Itu pun dalam kasus Cicak vs Buaya, hanya lima ribu orang yang turun aksi ke jalan. Padahal, lebih dari sejuta Facebooker yang mendukung Bibit-Samad.
Rendahnya literasi digital ini acap kali membuat keriuhan di medsos tidak mendorong pada peningkatan partisipasi politik. Istilah-istilah slacktivism, clicktivism, armchair activism dan keyboard activism merujuk pada kondisi tersebut. Merasa menjadi hero hanya sekadar mengunggah, membagikan, menyukai, mengomentari, dan menandatangani petisi online tanpa disertai aksi nyata. Fenomena berisik tanpa gerak, bahkan tanpa disertai dengan dialektika intelektual dan hanya diisi ejekan dan makian ala sosmed telah menjadi fenomena baru abad ini. Oleh sebab itu, pekerjaan rumah anak muda saat ini adalah bagaimana meninggikan literasi untuk kembali menghidupkan tradisi dialektika intelektual.

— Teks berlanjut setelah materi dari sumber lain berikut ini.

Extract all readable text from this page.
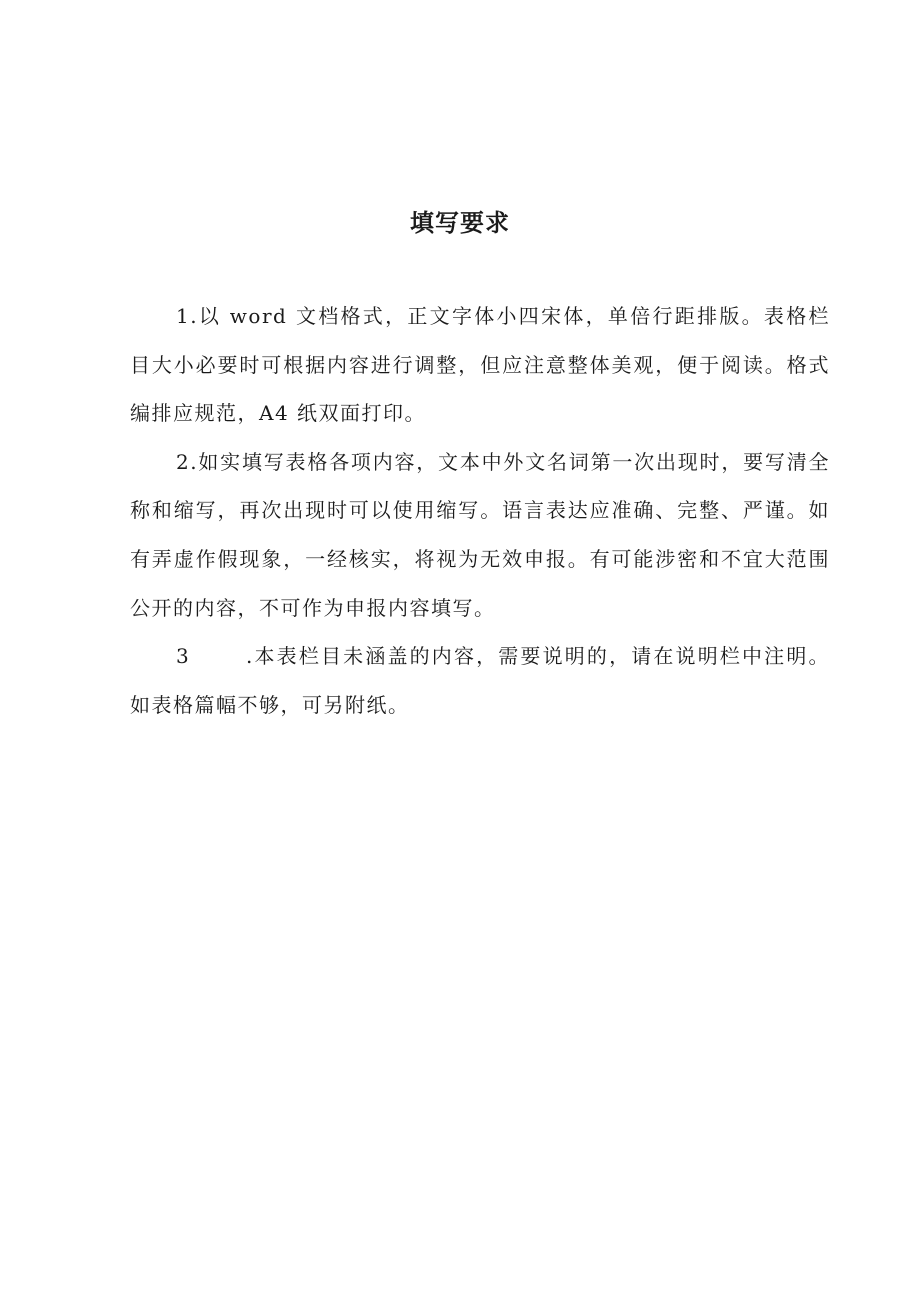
填写要求

1.以 word 文档格式，正文字体小四宋体，单倍行距排版。表格栏目大小必要时可根据内容进行调整，但应注意整体美观，便于阅读。格式编排应规范，A4 纸双面打印。

2.如实填写表格各项内容，文本中外文名词第一次出现时，要写清全称和缩写，再次出现时可以使用缩写。语言表达应准确、完整、严谨。如有弄虚作假现象，一经核实，将视为无效申报。有可能涉密和不宜大范围公开的内容，不可作为申报内容填写。

3	.本表栏目未涵盖的内容，需要说明的，请在说明栏中注明。如表格篇幅不够，可另附纸。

Ketika media sosial digunakan oleh anak-anak muda yang literasinya tinggi, tradisi dialektikanya hidup, maka fenomena berisik tanpa gerak akan berubah menjadi berisik dan bergerak. Konten-konten media sosial kita akan diisi dengan keriuhan dialog yang mencerahkan dan memajukan, berdebat keras namun tak pernah menyelipkan benci, ejekan, atau makian. Tradisi menghormati ilmu pengetahuan akan hidup, dan ini modalitas utama kita berperan maksimal untuk bela negara.
Karena itu, peringatan HBN harus menjadi momentum untuk memperkuat literasi. Agar kecintaan terhadap negeri meningkat sehingga rakyat senantiasa membela bangsa dan negara lewat karya nyata.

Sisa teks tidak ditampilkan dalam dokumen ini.